On a 64-bit version of Matlab, if you have enough RAM, it should be possible to at least create a full matrix as big as the one you suggest, but whether linprog can do anything useful with it in a realistic time is another question entirely.
As well as investigating the use of sparse matrices, you might consider working in single precision: that halves your memory usage for a start.
well you could simply try: X=zeros( 300*300*300*300 )
on my system it gives me a very clear statement:
>> X=zeros( 300*300*300*300 )
Error using zeros
Maximum variable size allowed by the program is exceeded.

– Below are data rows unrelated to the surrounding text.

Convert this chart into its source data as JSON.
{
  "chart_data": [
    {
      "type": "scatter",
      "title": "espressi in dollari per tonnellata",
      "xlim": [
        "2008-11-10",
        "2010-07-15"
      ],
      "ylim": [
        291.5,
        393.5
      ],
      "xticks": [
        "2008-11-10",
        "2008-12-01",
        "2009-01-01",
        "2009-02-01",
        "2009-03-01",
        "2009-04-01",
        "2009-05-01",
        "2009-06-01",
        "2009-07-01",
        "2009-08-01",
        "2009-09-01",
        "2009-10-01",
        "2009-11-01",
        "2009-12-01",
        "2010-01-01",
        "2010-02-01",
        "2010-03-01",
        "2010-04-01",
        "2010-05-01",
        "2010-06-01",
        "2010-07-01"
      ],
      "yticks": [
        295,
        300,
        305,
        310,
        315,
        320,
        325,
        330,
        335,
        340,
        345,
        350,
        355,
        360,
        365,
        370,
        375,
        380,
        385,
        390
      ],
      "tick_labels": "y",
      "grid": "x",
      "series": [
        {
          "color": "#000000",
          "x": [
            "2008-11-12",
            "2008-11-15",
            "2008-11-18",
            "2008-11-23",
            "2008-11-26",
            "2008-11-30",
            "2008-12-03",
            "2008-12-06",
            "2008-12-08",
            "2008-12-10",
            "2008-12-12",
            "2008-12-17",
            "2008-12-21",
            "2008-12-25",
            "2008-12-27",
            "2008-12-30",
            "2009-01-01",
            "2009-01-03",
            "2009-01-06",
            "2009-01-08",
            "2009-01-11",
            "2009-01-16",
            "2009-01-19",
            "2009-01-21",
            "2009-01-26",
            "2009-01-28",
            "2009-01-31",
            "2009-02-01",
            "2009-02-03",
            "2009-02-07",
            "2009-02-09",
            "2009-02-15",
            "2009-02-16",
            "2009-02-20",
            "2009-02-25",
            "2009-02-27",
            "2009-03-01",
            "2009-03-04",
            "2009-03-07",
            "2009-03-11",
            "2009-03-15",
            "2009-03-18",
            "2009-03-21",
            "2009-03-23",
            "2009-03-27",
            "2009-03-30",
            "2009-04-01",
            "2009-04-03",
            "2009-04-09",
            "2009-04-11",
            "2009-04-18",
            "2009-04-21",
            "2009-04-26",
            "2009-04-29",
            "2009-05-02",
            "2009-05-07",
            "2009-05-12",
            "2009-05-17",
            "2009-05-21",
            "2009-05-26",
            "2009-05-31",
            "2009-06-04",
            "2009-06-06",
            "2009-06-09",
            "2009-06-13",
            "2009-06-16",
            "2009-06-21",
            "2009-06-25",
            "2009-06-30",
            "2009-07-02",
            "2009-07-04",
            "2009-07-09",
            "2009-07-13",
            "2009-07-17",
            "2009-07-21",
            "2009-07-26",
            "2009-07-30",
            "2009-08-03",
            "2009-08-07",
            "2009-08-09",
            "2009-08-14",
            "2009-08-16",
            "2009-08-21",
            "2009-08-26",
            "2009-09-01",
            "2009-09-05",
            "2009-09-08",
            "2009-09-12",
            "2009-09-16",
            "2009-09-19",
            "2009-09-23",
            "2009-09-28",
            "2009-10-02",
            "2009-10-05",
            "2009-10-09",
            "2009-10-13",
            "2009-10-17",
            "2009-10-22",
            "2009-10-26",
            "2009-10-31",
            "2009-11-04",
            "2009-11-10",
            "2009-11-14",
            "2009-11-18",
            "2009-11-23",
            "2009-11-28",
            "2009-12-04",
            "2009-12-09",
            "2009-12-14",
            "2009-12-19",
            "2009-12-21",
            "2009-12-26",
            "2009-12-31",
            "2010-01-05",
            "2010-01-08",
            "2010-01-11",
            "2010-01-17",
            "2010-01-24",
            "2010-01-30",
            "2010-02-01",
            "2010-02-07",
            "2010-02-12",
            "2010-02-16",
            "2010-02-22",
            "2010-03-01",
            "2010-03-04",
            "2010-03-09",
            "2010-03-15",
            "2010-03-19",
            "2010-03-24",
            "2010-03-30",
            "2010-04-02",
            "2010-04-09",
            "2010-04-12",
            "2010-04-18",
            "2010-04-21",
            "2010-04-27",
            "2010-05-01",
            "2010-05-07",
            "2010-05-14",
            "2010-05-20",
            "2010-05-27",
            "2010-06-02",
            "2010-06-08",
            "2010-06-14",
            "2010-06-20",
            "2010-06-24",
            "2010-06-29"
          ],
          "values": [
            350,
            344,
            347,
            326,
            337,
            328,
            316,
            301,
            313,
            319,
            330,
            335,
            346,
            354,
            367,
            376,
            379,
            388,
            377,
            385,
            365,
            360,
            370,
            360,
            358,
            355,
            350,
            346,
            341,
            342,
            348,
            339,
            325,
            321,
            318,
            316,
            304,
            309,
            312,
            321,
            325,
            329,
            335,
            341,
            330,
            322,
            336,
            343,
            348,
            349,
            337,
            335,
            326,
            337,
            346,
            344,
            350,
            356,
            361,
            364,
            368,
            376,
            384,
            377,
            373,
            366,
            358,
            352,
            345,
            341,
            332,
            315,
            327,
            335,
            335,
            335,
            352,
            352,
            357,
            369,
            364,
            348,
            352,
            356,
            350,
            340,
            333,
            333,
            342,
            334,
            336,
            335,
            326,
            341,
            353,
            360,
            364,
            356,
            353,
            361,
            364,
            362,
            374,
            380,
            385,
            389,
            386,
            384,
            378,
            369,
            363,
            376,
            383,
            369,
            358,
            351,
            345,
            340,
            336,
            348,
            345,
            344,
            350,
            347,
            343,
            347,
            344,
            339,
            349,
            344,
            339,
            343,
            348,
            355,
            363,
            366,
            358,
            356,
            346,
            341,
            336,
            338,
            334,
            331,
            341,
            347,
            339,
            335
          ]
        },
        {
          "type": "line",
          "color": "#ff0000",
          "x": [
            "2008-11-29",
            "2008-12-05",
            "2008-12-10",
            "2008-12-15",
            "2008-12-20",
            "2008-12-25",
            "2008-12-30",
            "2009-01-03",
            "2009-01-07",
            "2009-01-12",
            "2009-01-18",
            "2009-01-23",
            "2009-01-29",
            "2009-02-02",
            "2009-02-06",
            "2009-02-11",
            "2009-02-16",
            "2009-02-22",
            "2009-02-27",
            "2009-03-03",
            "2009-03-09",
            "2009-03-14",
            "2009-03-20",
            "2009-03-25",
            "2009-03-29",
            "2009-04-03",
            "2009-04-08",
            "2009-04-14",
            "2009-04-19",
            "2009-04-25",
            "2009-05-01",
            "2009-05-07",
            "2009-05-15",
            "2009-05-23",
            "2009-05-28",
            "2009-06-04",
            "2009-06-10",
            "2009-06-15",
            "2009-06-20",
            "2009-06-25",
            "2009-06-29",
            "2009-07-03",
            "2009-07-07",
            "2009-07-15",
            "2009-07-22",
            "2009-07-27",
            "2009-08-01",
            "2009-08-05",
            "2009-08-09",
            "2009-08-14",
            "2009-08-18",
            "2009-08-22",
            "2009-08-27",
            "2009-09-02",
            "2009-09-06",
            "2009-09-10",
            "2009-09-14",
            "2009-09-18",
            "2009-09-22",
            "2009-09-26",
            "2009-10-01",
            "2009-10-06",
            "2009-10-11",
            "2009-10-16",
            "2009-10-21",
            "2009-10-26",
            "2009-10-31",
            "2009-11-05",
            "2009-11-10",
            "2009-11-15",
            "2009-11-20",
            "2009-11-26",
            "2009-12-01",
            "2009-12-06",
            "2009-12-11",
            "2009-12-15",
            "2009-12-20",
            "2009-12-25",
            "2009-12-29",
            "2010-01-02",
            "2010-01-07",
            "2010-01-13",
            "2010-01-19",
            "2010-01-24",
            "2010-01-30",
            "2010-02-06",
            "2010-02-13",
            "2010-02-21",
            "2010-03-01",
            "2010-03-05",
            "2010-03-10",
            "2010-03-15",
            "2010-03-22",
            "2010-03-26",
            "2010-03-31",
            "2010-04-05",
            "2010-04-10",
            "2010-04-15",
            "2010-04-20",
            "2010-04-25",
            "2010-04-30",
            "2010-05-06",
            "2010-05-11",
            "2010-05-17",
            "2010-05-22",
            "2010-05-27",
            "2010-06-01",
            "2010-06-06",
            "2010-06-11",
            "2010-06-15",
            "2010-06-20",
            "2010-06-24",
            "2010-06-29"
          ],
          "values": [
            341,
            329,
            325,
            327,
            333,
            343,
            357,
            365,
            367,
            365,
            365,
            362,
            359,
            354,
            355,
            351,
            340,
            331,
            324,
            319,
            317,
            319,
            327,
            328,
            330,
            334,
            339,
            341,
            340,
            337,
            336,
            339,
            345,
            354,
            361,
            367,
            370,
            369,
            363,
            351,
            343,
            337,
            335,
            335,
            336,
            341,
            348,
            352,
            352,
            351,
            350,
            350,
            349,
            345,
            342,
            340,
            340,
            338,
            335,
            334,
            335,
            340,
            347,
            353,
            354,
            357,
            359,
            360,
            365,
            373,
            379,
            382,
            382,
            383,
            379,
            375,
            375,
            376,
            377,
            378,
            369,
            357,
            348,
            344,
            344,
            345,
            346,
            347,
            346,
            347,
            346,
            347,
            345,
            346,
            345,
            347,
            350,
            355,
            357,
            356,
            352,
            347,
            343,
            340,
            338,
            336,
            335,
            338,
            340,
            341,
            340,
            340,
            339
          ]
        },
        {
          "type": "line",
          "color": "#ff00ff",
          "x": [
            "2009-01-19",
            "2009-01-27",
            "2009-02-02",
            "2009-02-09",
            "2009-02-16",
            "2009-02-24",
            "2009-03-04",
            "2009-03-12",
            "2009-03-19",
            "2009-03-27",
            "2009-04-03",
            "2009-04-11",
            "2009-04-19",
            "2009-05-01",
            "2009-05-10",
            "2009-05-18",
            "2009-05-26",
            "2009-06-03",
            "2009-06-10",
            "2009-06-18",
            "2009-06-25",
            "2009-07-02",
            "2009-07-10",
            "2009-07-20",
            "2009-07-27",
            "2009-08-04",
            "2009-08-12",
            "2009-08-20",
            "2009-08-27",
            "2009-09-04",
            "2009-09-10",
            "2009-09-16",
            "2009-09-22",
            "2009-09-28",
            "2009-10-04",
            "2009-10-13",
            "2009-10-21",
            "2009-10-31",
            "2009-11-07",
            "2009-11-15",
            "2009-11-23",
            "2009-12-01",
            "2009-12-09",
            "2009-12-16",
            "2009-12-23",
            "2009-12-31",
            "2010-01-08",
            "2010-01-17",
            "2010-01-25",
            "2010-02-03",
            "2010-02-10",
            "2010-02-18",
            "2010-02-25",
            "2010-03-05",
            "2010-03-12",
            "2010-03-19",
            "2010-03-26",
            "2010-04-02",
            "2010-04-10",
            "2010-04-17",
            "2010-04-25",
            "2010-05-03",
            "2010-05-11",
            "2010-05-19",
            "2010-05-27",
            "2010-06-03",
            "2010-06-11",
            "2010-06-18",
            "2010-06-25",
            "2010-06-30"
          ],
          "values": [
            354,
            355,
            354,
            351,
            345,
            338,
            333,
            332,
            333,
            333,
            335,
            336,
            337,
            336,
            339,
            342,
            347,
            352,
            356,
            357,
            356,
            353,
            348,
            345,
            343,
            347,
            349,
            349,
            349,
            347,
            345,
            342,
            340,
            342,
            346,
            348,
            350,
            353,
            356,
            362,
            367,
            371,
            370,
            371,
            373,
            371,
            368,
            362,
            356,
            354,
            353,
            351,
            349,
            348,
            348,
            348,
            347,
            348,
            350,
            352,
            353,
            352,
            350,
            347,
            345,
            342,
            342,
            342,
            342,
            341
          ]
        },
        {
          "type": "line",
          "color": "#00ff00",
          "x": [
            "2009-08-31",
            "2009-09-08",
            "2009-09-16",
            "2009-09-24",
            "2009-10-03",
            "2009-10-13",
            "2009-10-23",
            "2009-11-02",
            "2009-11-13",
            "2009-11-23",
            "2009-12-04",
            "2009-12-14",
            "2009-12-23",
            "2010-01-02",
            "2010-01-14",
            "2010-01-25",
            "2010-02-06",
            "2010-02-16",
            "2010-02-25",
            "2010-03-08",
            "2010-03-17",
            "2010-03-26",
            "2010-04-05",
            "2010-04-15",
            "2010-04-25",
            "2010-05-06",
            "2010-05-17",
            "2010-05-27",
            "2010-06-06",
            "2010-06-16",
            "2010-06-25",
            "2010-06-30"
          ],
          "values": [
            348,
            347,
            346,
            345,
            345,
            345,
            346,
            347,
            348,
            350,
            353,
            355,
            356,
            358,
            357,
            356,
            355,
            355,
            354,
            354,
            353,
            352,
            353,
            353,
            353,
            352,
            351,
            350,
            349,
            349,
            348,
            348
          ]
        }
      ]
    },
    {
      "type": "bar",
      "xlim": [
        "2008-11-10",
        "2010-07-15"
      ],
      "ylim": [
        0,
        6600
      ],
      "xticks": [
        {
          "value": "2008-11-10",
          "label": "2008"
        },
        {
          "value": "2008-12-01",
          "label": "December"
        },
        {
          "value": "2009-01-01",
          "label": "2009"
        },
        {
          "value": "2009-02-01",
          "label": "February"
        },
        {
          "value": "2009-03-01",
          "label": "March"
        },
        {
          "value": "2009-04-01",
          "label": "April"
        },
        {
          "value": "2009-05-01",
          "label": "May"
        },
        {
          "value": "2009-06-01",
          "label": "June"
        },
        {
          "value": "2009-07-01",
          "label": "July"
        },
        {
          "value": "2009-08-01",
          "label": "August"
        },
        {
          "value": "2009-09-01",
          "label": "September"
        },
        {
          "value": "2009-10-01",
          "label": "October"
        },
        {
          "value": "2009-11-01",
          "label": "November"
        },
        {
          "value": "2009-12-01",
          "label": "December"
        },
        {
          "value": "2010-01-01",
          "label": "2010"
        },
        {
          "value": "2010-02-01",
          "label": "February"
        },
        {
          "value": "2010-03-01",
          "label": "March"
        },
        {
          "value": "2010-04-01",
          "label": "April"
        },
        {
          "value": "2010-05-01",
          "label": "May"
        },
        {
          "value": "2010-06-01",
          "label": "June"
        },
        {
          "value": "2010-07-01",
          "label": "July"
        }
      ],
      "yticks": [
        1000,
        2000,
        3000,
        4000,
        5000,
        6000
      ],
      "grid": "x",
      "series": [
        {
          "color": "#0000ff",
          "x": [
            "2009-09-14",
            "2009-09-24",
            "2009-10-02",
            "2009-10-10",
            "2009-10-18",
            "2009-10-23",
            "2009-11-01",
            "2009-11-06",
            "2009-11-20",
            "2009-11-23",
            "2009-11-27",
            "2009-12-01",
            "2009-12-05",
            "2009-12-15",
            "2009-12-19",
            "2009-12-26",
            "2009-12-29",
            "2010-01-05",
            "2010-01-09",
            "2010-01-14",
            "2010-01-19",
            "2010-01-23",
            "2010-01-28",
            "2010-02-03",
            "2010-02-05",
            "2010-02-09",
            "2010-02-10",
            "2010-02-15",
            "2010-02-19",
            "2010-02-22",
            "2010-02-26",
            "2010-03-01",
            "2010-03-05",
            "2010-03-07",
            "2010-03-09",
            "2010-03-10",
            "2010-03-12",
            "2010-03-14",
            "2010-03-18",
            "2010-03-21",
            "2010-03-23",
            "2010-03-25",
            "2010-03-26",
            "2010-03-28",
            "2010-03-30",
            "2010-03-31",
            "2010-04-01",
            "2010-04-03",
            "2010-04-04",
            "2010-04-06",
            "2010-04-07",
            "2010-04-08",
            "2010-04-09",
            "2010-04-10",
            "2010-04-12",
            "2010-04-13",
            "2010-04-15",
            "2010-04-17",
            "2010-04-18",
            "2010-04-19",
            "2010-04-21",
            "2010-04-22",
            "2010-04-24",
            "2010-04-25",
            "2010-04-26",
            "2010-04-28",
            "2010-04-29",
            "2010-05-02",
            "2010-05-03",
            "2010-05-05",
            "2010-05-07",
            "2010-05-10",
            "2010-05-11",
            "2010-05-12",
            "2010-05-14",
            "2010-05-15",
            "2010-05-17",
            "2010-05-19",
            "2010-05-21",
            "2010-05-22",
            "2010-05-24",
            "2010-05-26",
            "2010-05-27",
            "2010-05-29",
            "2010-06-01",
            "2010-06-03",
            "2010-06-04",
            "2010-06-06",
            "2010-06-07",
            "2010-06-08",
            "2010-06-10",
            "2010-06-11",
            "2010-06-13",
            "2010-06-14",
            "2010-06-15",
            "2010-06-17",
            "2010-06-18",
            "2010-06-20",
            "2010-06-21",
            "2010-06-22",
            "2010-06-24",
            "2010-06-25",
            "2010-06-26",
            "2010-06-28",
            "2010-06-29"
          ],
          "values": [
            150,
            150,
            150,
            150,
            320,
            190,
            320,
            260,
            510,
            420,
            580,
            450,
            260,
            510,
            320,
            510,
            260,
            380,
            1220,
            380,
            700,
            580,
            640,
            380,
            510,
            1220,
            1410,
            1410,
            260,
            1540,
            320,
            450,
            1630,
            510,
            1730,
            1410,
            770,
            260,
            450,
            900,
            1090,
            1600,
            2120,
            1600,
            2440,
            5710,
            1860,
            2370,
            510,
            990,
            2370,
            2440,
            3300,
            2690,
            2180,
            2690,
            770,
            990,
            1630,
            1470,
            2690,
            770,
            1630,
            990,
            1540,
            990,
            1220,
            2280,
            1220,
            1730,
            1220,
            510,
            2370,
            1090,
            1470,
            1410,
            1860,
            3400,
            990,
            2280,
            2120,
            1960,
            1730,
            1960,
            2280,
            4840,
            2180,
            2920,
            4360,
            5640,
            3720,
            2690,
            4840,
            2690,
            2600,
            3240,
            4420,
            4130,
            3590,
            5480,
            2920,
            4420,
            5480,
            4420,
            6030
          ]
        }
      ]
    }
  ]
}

since zeros is a build in function, which only fills a array of the given size with zeros you can asume that handling such a array will not be possible
you can also use the memory command
>> memory
Maximum possible array: 21549 MB (2.260e+10 bytes) *
Memory available for all arrays: 21549 MB (2.260e+10 bytes) *
Memory used by MATLAB: 685 MB (7.180e+08 bytes)
Physical Memory (RAM): 12279 MB (1.288e+10 bytes)
* Limited by System Memory (physical + swap file) available.
>> 2.278e+10 /8
%max bytes avail for arrays divided by 8 bytes for double-precision real values
ans =
2.8475e+09
>> 300*300*300*300
ans =
8.1000e+09
which means I dont even have the memory to store such a array.
while this may not answer your question directly it might still give you some insight.